Our data-harvesting solution is making sure that the data is truly streamlined all the way to the insights because most of the data today is just flying around [merchants’] heads,” Tsirulnik said. “It’s captured, but not used.”
Say Goodbye To Checkout Lines And Empty Shelves
Tsirulnik said Elera can also help retailers convert the traditional system of standing in line at checkout at the front of the store into a “walk-out” version similar to what Amazon Go sites offer.
“It’s up to the retailer to decide where and how they’re going to [do] checkout,” Tsirulnik said. “It doesn’t have to be the point of sale. You can check out on your mobile. You can check out without touching your mobile. Or you can check out in the environment where all of your items are being added and you’re checking out [via] the front end. Basically, that will transform the way the store looks like.”

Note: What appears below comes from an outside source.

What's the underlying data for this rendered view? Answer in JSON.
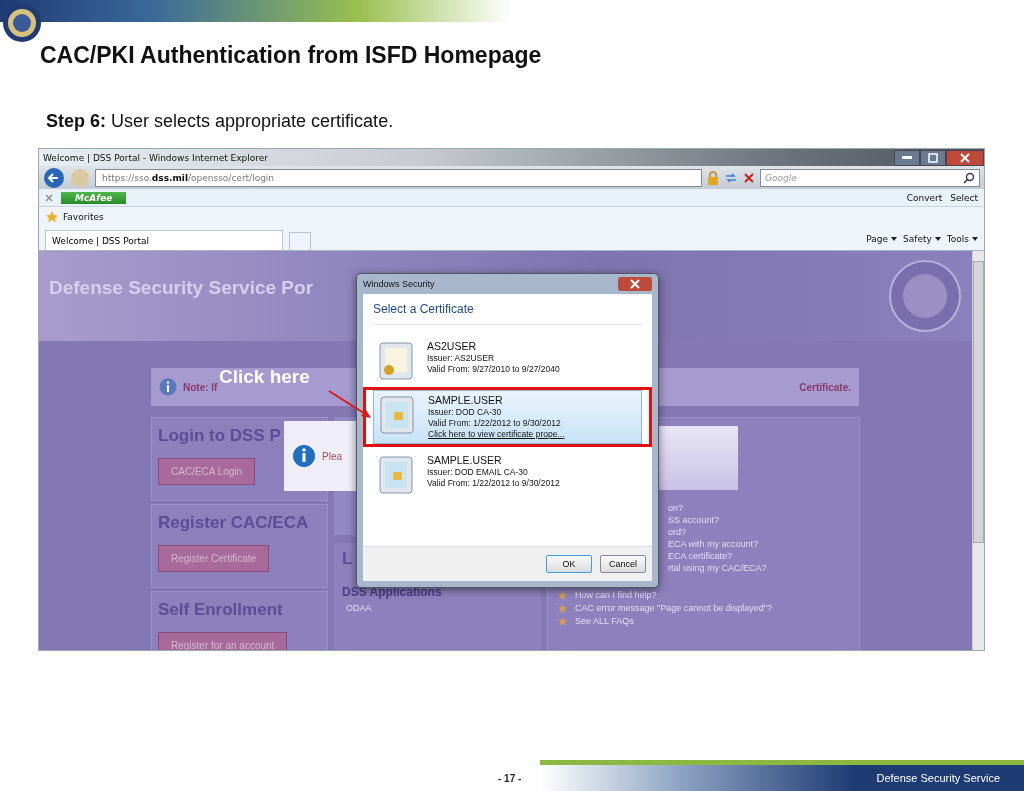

Other use cases involve things like using cameras to monitor store shelves to find inventory gaps in real time rather than just calculating when something needs a restocking based on data collected at checkout.
Saving $16 Million Per Second
The Toshiba executives said one of Elera’s best features is that stores can use the system to turn on solutions only for those problems that an individual chain happens to face. And companies can easily turn solutions on or off to experiment with what works and what doesn’t.
Poehler said stores can see a big ROI when they make such changes. For instance, he said one of Toshiba’s large retail customers calculates that every extra second consumers spend in line costs the chain $16 million.
“If we can improve that type of bottleneck … the payback is phenomenal for these big, big retailers,” he said.